Haifawi, Helen Doron metodu ile ilgili olarak ise şunları söyledi: "Müfredatı Milli Eğitim Bakanlığı’nca onaylanmış tek okul öncesi İngilizce eğitim sisteminde, 3 aylıktan 12 yaşa kadar olan çocuklara İngilizce öğretiliyor. Amacımız; tüm dünyada olduğu gibi Türkiye’de de çocuklara, büyürken çift anadil kazandırmak. Çocukların, dil eğitimine dönük algı yeteneklerinin en güçlü olduğu 6 aylıktan 7 yaşına kadar geçen süre zarfı içerisinde ‘erken yabancı dil’le tanışmalarını sağlamak gerekiyor. Bunun için de en iyi yöntem bu. Bu yöntem, bugün Çin’den Meksika’ya 34 ülkede 700’ün üzerinde noktada uygulanıyor. 26 yıldır 1.5 milyondan fazla çocuk, bu yöntemle İngilizce öğrendi ve öğrenmeye devam ediyor. Türkiye’deki dil bilme oranı, binde 7. Yabancı dil konusunda Avrupa’da çok gerisindeyiz. Bunun en önemli nedeni, yabancı dil eğitimine çok geç başlıyor olmamız. Oysa ikinci ana dili edinmenin en doğru yolu, işe bebeklik çağından başlamaktan geçiyor."
“DiL ÖĞRENiLMEZ EDiNiLiR”
Bebek, ana dilini doğduğu gün öğrenmeye başlar. Önce sesleri duyar fakat anlamaz. Daha önce bir anlam veremeden duyduğu sesler, anne-babanın hareketleriyle, yani öpme, sevme ve kucaklamada kullanılan seslerle anlam kazanır. Helen Doron yöntemi, dil öğrenimindeki bu doğal süreci takip ediyor ve uyguluyor. Bu metotla çocuk, özel olarak hazırlanmış oyunlar, aktiviteler ve şarkılarla daha önce duyduğu seslerin anlamlarını öğrenir. Bu nedenle çocuklar için aslında ‘öğrenmek’ yerine ‘edinmek’ terimini kullanıyoruz; zira çocuklar bu yaşlarda bu bilgileri ‘edinirler’.

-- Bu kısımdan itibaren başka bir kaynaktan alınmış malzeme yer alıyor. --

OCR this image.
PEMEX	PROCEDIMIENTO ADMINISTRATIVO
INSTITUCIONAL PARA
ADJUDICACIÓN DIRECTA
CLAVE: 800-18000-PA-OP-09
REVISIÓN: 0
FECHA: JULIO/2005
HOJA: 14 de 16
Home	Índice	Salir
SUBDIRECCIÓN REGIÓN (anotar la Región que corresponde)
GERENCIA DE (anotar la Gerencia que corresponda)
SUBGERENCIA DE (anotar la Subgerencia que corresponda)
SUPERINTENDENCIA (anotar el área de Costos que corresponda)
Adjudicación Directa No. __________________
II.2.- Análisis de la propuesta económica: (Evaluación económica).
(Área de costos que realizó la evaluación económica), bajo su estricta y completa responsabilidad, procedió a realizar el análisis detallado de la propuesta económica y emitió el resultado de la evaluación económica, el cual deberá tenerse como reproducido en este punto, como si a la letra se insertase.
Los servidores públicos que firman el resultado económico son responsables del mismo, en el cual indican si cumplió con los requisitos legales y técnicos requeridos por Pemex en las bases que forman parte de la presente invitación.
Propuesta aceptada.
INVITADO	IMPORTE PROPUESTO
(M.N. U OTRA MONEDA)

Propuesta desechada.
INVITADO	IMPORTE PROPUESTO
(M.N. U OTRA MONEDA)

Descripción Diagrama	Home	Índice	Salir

“‘BABA’ iLE ‘FATHER’I AYNI ANDA DUYUYORLAR”
Helen Doron’un yöntemleri pedagoglarla geliştiriliyor. Tabii henüz konuşmayı bile bilmeyen bebek, dil öğrenmiyor ama dinleyerek hazırlık yapıyor. Bebekler 3-5 ay arasında aldıklarını 8’inci aydan sonra vermeye başlıyor. Bir bebeğin annesiyle girdiği derste beş duyusuna hitap ediliyor ve erken yaşlardan itibaren dilin kodlaması başlatılıyor. Dersler sıra ve sandalyenin olmadığı sınıflarda yapılıyor. Bebekler, şarkılar ve oyunlarla 550’nin üzerinde kelime öğreniyor. Çocuk, ‘Baba’yı öğrendiği anda ‘Father’ı da öğreniyor.